Kegiatan 4 hari di Kampus UI Depok ini diikuti 400 Kepala Desa se-Indonesia. Dari Kabupaten Bogor hadir 15 Kepala Desa. Peserta lainnya berasal dari Provinsi Jabar, Banten, Jawa Timur, Jawa Tengah, Palembang Sumatera Selatan, Padang, Aceh, Medan, Riau, Jambi, hingga Bengkulu.

Kegiatan resmi dibuka oleh Wakil Menteri Dalam Negeri, Bima Arya. 

*Belajar 6 Modul + Ujian Langsung*
Selama 4 hari, para kades mengikuti pembelajaran berbasis modul:
1. *Ekonomi Sirkular* – Mengelola potensi desa tanpa limbah
2. *Administrasi Digital Desa* – Pelayanan desa berbasis sistem digital
3. *Pemetaan Potensi Ekonomi Desa* – Mengidentifikasi komoditas unggulan
4. *Penentuan Prioritas Program Desa* – Menyusun APBDes tepat sasaran
5. *Inovasi Desa* – Menciptakan program baru yang berdampak
6. *Validasi Potensi Desa* – Mengukur kelayakan dan keberlanjutan program

Setiap selesai 1 modul, peserta langsung diberikan ujian evaluasi. Di akhir kegiatan seluruh peserta yang lulus mendapatkan sertifikat resmi dari Kemendagri dan Universitas Indonesia.

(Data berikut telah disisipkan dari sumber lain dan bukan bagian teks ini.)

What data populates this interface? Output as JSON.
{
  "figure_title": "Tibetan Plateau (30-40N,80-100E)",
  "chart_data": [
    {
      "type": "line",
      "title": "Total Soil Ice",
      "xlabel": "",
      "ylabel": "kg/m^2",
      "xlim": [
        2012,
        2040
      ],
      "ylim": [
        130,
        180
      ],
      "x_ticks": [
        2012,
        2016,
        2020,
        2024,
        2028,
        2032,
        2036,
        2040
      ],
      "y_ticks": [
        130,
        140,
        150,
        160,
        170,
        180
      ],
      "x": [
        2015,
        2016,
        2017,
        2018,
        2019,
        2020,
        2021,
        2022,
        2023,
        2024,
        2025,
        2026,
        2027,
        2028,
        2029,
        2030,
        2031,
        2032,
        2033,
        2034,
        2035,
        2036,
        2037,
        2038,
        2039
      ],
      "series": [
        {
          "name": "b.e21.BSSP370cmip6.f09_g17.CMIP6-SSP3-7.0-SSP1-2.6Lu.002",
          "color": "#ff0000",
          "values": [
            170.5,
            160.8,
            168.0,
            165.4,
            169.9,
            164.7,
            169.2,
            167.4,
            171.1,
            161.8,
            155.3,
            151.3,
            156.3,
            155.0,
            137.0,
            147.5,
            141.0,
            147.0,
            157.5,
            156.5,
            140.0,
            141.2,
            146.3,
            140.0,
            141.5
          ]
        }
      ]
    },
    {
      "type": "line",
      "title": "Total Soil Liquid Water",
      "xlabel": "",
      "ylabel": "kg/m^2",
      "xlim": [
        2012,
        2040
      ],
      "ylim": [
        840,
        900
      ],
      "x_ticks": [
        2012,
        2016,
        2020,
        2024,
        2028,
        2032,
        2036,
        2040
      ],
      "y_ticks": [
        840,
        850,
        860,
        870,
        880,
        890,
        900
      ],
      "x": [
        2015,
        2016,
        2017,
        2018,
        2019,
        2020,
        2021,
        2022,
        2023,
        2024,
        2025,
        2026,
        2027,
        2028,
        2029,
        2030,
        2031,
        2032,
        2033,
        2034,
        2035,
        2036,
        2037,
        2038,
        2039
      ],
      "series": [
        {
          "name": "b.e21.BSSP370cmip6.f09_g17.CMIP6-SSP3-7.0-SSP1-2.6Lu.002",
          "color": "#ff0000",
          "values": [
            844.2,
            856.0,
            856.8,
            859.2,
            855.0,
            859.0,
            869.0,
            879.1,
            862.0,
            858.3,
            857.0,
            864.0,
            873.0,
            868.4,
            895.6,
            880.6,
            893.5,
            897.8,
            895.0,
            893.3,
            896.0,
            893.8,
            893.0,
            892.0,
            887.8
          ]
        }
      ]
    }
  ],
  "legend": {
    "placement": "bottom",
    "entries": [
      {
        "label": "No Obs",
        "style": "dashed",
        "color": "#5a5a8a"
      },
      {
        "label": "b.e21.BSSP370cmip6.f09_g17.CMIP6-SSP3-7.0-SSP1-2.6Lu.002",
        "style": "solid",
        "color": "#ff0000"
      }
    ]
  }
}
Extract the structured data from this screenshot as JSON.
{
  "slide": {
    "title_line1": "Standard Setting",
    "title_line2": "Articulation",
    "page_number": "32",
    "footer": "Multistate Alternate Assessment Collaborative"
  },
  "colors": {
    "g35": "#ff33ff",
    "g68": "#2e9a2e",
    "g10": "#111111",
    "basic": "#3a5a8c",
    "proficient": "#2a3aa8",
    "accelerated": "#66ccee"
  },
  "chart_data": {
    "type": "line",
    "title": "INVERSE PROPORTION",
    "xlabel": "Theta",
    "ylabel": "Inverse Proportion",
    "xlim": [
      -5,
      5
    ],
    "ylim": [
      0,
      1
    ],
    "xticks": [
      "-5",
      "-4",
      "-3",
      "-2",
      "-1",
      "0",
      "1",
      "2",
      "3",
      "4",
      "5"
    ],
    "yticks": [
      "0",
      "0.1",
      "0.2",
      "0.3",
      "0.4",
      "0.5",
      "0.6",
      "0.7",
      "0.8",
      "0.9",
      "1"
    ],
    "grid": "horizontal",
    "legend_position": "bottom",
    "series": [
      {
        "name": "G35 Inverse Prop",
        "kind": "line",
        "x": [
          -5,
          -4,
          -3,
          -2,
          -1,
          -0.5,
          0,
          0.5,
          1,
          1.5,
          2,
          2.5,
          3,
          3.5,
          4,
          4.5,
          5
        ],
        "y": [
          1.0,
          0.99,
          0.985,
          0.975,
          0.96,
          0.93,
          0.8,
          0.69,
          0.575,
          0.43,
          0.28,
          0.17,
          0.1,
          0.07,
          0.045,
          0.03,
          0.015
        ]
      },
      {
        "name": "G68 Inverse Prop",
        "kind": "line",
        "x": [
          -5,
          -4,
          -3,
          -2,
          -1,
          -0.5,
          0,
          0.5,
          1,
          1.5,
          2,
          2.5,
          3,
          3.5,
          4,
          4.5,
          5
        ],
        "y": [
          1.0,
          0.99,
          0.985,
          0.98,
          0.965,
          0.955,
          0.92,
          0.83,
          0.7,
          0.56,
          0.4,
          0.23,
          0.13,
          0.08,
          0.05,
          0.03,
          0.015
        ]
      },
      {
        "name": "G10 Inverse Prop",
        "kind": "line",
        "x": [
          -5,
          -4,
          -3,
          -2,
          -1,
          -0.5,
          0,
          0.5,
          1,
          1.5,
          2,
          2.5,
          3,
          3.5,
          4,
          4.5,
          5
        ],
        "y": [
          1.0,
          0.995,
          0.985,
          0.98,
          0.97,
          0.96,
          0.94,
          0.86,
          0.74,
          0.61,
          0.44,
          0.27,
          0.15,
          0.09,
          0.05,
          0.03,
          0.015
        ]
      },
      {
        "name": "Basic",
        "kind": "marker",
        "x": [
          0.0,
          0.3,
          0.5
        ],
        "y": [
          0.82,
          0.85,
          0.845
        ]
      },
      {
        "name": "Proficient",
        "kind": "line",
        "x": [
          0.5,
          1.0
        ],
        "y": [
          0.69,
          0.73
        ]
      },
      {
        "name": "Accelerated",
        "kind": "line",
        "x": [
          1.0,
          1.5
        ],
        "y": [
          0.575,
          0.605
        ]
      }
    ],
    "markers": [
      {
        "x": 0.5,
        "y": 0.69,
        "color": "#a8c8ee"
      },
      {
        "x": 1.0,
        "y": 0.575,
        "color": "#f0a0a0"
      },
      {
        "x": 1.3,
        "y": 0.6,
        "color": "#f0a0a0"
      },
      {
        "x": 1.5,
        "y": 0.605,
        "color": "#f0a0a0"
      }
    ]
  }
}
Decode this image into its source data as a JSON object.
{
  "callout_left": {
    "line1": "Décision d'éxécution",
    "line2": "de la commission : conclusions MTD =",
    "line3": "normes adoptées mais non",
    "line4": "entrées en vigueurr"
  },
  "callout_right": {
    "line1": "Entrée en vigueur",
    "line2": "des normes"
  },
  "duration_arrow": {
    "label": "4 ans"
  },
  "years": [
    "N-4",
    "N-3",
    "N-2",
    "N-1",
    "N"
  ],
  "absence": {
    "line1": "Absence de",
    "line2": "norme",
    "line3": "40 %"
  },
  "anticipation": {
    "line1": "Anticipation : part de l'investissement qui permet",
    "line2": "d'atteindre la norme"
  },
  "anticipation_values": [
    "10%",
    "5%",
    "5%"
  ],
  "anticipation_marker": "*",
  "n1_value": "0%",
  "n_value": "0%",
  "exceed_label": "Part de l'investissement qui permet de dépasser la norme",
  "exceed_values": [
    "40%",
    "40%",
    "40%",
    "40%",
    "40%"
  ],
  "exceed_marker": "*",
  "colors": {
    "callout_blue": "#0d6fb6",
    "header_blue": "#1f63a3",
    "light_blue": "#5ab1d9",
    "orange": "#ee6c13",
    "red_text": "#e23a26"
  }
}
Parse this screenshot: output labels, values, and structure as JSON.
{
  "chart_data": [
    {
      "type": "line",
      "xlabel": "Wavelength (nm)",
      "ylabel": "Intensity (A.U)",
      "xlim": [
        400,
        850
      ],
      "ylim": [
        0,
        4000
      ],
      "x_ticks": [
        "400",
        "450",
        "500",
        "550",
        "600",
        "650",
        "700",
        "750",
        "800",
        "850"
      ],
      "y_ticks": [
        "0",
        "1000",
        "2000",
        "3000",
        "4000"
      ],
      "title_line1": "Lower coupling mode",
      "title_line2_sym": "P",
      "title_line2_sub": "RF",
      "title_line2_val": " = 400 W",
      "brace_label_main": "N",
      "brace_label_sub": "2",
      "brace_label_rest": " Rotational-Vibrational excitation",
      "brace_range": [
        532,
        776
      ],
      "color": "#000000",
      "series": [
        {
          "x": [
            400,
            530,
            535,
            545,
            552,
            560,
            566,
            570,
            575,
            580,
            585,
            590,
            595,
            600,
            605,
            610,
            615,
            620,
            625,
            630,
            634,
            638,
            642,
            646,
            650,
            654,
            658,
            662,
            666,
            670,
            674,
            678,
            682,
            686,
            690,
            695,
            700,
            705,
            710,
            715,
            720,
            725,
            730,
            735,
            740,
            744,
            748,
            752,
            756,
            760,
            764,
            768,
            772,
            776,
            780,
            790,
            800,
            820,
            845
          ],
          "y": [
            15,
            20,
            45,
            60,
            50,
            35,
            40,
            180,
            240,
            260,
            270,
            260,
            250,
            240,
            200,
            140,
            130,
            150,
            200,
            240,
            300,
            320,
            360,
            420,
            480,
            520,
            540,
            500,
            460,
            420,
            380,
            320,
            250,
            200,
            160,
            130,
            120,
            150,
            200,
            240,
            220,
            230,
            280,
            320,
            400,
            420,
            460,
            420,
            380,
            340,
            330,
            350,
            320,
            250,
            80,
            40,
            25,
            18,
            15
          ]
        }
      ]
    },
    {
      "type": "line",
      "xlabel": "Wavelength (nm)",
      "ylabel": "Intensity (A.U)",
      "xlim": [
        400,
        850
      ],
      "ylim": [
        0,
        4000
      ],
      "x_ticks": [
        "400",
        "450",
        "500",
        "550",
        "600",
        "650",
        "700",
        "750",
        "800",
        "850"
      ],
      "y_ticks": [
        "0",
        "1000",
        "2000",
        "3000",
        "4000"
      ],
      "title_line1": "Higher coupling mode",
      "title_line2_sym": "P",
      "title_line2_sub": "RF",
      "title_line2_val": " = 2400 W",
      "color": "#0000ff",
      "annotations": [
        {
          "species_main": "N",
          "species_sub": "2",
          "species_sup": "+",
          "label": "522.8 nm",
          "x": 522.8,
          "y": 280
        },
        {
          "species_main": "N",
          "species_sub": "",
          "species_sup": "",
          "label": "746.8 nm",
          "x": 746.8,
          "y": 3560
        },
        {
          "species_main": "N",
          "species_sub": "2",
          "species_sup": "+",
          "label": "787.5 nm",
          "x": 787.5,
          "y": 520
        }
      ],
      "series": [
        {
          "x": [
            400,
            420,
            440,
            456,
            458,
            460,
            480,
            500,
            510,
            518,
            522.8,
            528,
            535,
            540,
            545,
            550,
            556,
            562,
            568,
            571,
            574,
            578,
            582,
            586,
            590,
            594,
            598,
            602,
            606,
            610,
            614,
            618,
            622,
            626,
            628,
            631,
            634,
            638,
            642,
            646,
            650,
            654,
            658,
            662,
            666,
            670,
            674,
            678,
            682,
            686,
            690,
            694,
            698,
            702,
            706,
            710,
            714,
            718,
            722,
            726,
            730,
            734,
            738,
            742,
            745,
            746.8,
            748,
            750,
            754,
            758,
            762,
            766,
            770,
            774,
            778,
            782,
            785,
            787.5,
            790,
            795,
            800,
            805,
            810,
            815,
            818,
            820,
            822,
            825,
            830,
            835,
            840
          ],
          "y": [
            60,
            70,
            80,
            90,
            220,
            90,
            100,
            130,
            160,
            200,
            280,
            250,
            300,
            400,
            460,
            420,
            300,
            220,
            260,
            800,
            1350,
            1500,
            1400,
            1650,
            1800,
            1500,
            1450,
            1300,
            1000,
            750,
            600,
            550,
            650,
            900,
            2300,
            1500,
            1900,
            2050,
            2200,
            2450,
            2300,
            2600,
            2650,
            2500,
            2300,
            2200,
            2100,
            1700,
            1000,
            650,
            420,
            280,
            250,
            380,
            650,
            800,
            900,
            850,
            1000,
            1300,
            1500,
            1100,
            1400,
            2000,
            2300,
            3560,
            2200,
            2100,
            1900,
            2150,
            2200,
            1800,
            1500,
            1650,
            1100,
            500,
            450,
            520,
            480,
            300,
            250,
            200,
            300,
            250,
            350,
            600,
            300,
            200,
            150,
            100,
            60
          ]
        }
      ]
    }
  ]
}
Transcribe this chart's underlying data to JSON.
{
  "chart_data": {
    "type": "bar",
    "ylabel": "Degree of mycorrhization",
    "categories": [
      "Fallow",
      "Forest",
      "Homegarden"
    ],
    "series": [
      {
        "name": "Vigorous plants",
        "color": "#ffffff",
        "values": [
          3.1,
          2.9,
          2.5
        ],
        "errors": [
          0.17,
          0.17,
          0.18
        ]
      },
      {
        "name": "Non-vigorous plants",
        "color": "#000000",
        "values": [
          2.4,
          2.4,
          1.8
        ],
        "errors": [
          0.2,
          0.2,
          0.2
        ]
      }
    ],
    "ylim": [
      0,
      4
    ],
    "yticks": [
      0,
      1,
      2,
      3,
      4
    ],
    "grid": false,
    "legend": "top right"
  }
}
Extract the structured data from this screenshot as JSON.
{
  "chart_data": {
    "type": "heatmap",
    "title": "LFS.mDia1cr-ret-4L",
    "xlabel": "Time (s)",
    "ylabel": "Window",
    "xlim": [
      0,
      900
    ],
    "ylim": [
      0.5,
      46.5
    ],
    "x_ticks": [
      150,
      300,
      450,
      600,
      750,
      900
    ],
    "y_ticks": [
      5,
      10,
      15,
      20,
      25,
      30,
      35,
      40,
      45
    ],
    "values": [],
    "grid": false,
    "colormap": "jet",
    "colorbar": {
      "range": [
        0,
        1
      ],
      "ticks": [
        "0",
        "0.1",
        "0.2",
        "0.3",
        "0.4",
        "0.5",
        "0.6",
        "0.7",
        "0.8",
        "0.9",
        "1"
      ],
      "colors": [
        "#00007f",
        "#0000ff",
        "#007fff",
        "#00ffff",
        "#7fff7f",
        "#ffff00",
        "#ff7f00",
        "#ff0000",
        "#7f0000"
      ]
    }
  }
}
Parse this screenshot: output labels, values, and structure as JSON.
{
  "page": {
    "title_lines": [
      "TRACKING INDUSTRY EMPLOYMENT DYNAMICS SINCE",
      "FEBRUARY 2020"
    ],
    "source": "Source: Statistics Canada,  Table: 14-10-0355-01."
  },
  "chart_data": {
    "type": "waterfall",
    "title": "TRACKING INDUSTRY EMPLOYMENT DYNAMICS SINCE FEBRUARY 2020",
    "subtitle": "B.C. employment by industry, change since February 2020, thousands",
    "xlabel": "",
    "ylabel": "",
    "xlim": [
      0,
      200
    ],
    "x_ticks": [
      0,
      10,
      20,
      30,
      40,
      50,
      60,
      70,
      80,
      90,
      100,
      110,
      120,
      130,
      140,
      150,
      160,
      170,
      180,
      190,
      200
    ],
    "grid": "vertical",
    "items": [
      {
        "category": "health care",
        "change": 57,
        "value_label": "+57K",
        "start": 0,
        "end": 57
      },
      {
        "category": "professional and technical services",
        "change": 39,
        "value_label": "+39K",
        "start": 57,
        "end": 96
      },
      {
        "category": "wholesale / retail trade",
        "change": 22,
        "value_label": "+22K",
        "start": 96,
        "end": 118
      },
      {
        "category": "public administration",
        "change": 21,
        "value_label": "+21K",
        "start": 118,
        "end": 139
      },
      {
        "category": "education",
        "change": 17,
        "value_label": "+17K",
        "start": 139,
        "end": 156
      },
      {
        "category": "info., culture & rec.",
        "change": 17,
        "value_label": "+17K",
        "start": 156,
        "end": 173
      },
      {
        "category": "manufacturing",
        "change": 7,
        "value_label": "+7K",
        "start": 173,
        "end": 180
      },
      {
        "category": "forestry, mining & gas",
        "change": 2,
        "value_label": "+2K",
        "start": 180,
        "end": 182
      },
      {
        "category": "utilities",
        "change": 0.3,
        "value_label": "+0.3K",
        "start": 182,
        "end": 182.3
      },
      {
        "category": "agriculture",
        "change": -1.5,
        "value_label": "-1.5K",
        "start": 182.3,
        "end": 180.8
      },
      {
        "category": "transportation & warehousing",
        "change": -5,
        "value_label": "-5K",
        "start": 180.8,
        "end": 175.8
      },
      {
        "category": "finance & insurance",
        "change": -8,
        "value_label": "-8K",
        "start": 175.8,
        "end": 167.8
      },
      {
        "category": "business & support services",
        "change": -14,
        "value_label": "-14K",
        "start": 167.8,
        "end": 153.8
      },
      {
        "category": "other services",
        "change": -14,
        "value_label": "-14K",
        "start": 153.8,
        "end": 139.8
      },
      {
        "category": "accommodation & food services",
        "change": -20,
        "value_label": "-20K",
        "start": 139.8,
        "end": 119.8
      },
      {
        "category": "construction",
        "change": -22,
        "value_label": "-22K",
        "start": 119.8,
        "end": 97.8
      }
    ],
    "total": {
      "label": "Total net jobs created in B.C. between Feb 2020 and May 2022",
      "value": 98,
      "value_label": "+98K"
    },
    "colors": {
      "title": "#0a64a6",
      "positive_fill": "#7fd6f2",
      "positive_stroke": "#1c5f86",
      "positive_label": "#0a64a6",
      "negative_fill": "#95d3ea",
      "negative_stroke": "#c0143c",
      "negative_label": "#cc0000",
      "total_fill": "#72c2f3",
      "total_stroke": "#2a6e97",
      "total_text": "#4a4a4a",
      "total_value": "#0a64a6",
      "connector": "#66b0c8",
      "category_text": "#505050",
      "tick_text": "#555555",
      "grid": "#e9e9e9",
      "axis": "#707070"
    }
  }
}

Kepala Desa Setu Esa Asmarini menyampaikan kegiatan ini 
“Banyak ilmu baru, terutama ekonomi sirkular dan digitalisasi desa. InsyaAllah pulang ke Setu langsung kita terapkan. Targetnya pelayanan makin cepat dan BUMDes makin hidup,” katanya.

Kegiatan ini diharapkan menjadi langkah awal lahirnya 400 desa percontohan baru di Indonesia dengan kepala desa yang inovatif dan berdaya saing. (Diki)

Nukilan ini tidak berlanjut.